Özgür Düşünce Gazetesi'nin haberine göre, Ankara Barosu Başkanı Hakan Canduran, “Siyaseten birileri bir şeyler söylüyor, arkasından yargı harekete geçiyor” dedi. Yapılanın zulüm olduğunu vurgulayan MHP'li Kadir Koçdemir, muktedirlerde utanma ve merhamet kalmadığını söyledi.
BASIN HÜRRİYETİ EN DİPTE
Anayasa Hukukçusu Prof. Dr. Levent Köker: Zaman Gazetesi'ne kayyım süreci herhangi bir demokratik memlekette basın özgürlüğüyle bağdaşmaz. Demokratik ülkelerde muhalefetin varlığı şart olduğuna göre basının susturulması muhalif seslere yönelik açık darbedir. Demokratik bir ülkede özgür basın şarttır. Zaman'a kayyım atanarak el konulmadan önce Türkiye basını özgür olmayan ülkeler derecesine düşürülmüştü. Şimdi onun da dibine düşüyoruz.

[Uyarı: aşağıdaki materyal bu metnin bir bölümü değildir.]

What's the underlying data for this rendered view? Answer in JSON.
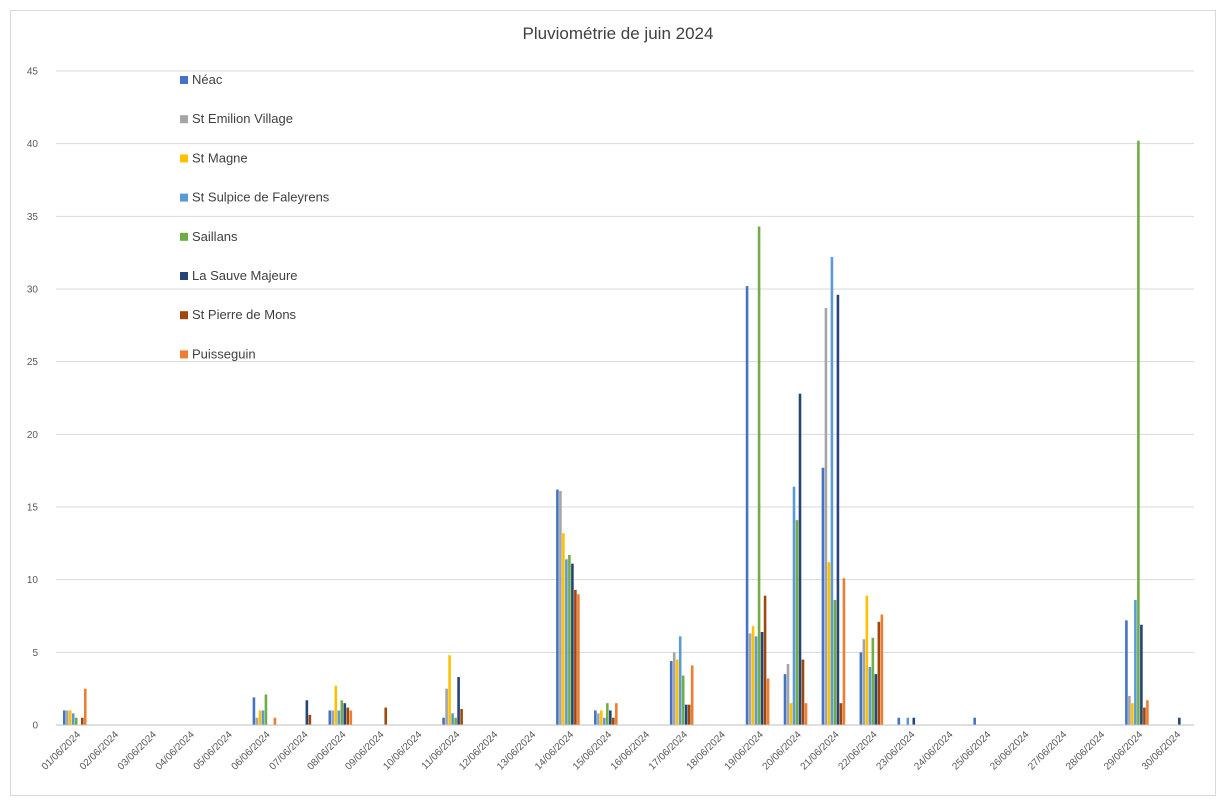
{
  "chart_data": {
    "type": "bar",
    "title": "Pluviométrie de juin 2024",
    "xlabel": "",
    "ylabel": "",
    "ylim": [
      0,
      45
    ],
    "yticks": [
      0,
      5,
      10,
      15,
      20,
      25,
      30,
      35,
      40,
      45
    ],
    "grid": true,
    "legend_position": "top-left",
    "categories": [
      "01/06/2024",
      "02/06/2024",
      "03/06/2024",
      "04/06/2024",
      "05/06/2024",
      "06/06/2024",
      "07/06/2024",
      "08/06/2024",
      "09/06/2024",
      "10/06/2024",
      "11/06/2024",
      "12/06/2024",
      "13/06/2024",
      "14/06/2024",
      "15/06/2024",
      "16/06/2024",
      "17/06/2024",
      "18/06/2024",
      "19/06/2024",
      "20/06/2024",
      "21/06/2024",
      "22/06/2024",
      "23/06/2024",
      "24/06/2024",
      "25/06/2024",
      "26/06/2024",
      "27/06/2024",
      "28/06/2024",
      "29/06/2024",
      "30/06/2024"
    ],
    "series": [
      {
        "name": "Néac",
        "color": "#4472C4",
        "values": [
          1.0,
          0,
          0,
          0,
          0,
          1.9,
          0,
          1.0,
          0,
          0,
          0.5,
          0,
          0,
          16.2,
          1.0,
          0,
          4.4,
          0,
          30.2,
          3.5,
          17.7,
          5.0,
          0.5,
          0,
          0.5,
          0,
          0,
          0,
          7.2,
          0
        ]
      },
      {
        "name": "St Emilion Village",
        "color": "#A5A5A5",
        "values": [
          1.0,
          0,
          0,
          0,
          0,
          0.5,
          0,
          1.0,
          0,
          0,
          2.5,
          0,
          0,
          16.1,
          0.8,
          0,
          5.0,
          0,
          6.3,
          4.2,
          28.7,
          5.9,
          0,
          0,
          0,
          0,
          0,
          0,
          2.0,
          0
        ]
      },
      {
        "name": "St Magne",
        "color": "#FFC000",
        "values": [
          1.0,
          0,
          0,
          0,
          0,
          1.0,
          0,
          2.7,
          0,
          0,
          4.8,
          0,
          0,
          13.2,
          1.0,
          0,
          4.5,
          0,
          6.8,
          1.5,
          11.2,
          8.9,
          0,
          0,
          0,
          0,
          0,
          0,
          1.5,
          0
        ]
      },
      {
        "name": "St Sulpice de Faleyrens",
        "color": "#5B9BD5",
        "values": [
          0.8,
          0,
          0,
          0,
          0,
          1.0,
          0,
          1.0,
          0,
          0,
          0.8,
          0,
          0,
          11.4,
          0.5,
          0,
          6.1,
          0,
          6.1,
          16.4,
          32.2,
          4.0,
          0.5,
          0,
          0,
          0,
          0,
          0,
          8.6,
          0
        ]
      },
      {
        "name": "Saillans",
        "color": "#70AD47",
        "values": [
          0.5,
          0,
          0,
          0,
          0,
          2.1,
          0,
          1.7,
          0,
          0,
          0.5,
          0,
          0,
          11.7,
          1.5,
          0,
          3.4,
          0,
          34.3,
          14.1,
          8.6,
          6.0,
          0,
          0,
          0,
          0,
          0,
          0,
          40.2,
          0
        ]
      },
      {
        "name": "La Sauve Majeure",
        "color": "#264478",
        "values": [
          0,
          0,
          0,
          0,
          0,
          0,
          1.7,
          1.5,
          0,
          0,
          3.3,
          0,
          0,
          11.1,
          1.0,
          0,
          1.4,
          0,
          6.4,
          22.8,
          29.6,
          3.5,
          0.5,
          0,
          0,
          0,
          0,
          0,
          6.9,
          0.5
        ]
      },
      {
        "name": "St Pierre de Mons",
        "color": "#9E480E",
        "values": [
          0.5,
          0,
          0,
          0,
          0,
          0,
          0.7,
          1.2,
          1.2,
          0,
          1.1,
          0,
          0,
          9.3,
          0.5,
          0,
          1.4,
          0,
          8.9,
          4.5,
          1.5,
          7.1,
          0,
          0,
          0,
          0,
          0,
          0,
          1.2,
          0
        ]
      },
      {
        "name": "Puisseguin",
        "color": "#ED7D31",
        "values": [
          2.5,
          0,
          0,
          0,
          0,
          0.5,
          0,
          1.0,
          0,
          0,
          0,
          0,
          0,
          9.0,
          1.5,
          0,
          4.1,
          0,
          3.2,
          1.5,
          10.1,
          7.6,
          0,
          0,
          0,
          0,
          0,
          0,
          1.7,
          0
        ]
      }
    ]
  }
}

BİR GÜNDE YAYINI DEĞİŞTİRDİLER
Başka suçların soruşturulmasının gerekli olduğu yönünde meşrulaştırmalar olsa bile kayyım atanmasından hemen sonra gazetenin yayın politikası, çalışanları akşamdan sabaha değişir mi? Bir gün önce iktidarı eleştiren bir gazete bir gün sonra bunun tam tersi yayın yapar mı? Zaman Gazetesi'ne kayyım atandıktan sonra genel yayın yönetmeni ve çalışanları polis zoruyla çıkarılır, ertesi gün iktidar propagandası metnine dönüşürse, kayyım atamasının dışında başka şeyler var demektir. Muhalif sesin kısılması sonucu çıkar. En geniş şekliyle şiddet çağrısı ve ırkçılık yapmayan basın organlarının serbest olması esastır. Bizim Anayasamızda kabul edilen de budur. Anayasa ve yasalara aykırı uygulamalar yaygınlaşıyor. Bu tam bir keyfilik. Maalesef herkes de bunu kanıksadı.
TÜRKİYE BÜYÜK CEZALAR ÖDER
Avrupa İnsan Hakları Sözleşmesi Anayasa'ya göre kendi hukukumuz açısından bağlayıcı. Türk Ceza Kanunu gibidir. Anayasa gibidir. AİHM'nin verdiği bir karar Türkiye'de yeniden yargılama sebebidir. ‘AİHM kararına uymam sadece tazminat öderim' diyemezsiniz. O karara uymak zorundasınız. Nasıl ki Ergenekon ve Balyoz davalarında AYM hak ihlali kararı verdi ve mahkeme yeniden yargılama yaptı. Bugün de Can Dündar ve Erdem Gül hakkındaki kararına uymak mecburiyeti vardır. Tazminat ödemekle hak ihlalinden kurtulmuyorsunuz. Zaman gibi medya kuruluşlarına ve şirketlere mülkiyet hakkını ihlal eden şekilde el konulmasıyla ilgili hak ihlali tespit edilmesi durumunda Türkiye büyük tazminatlar ve cezalar ödeyebilir.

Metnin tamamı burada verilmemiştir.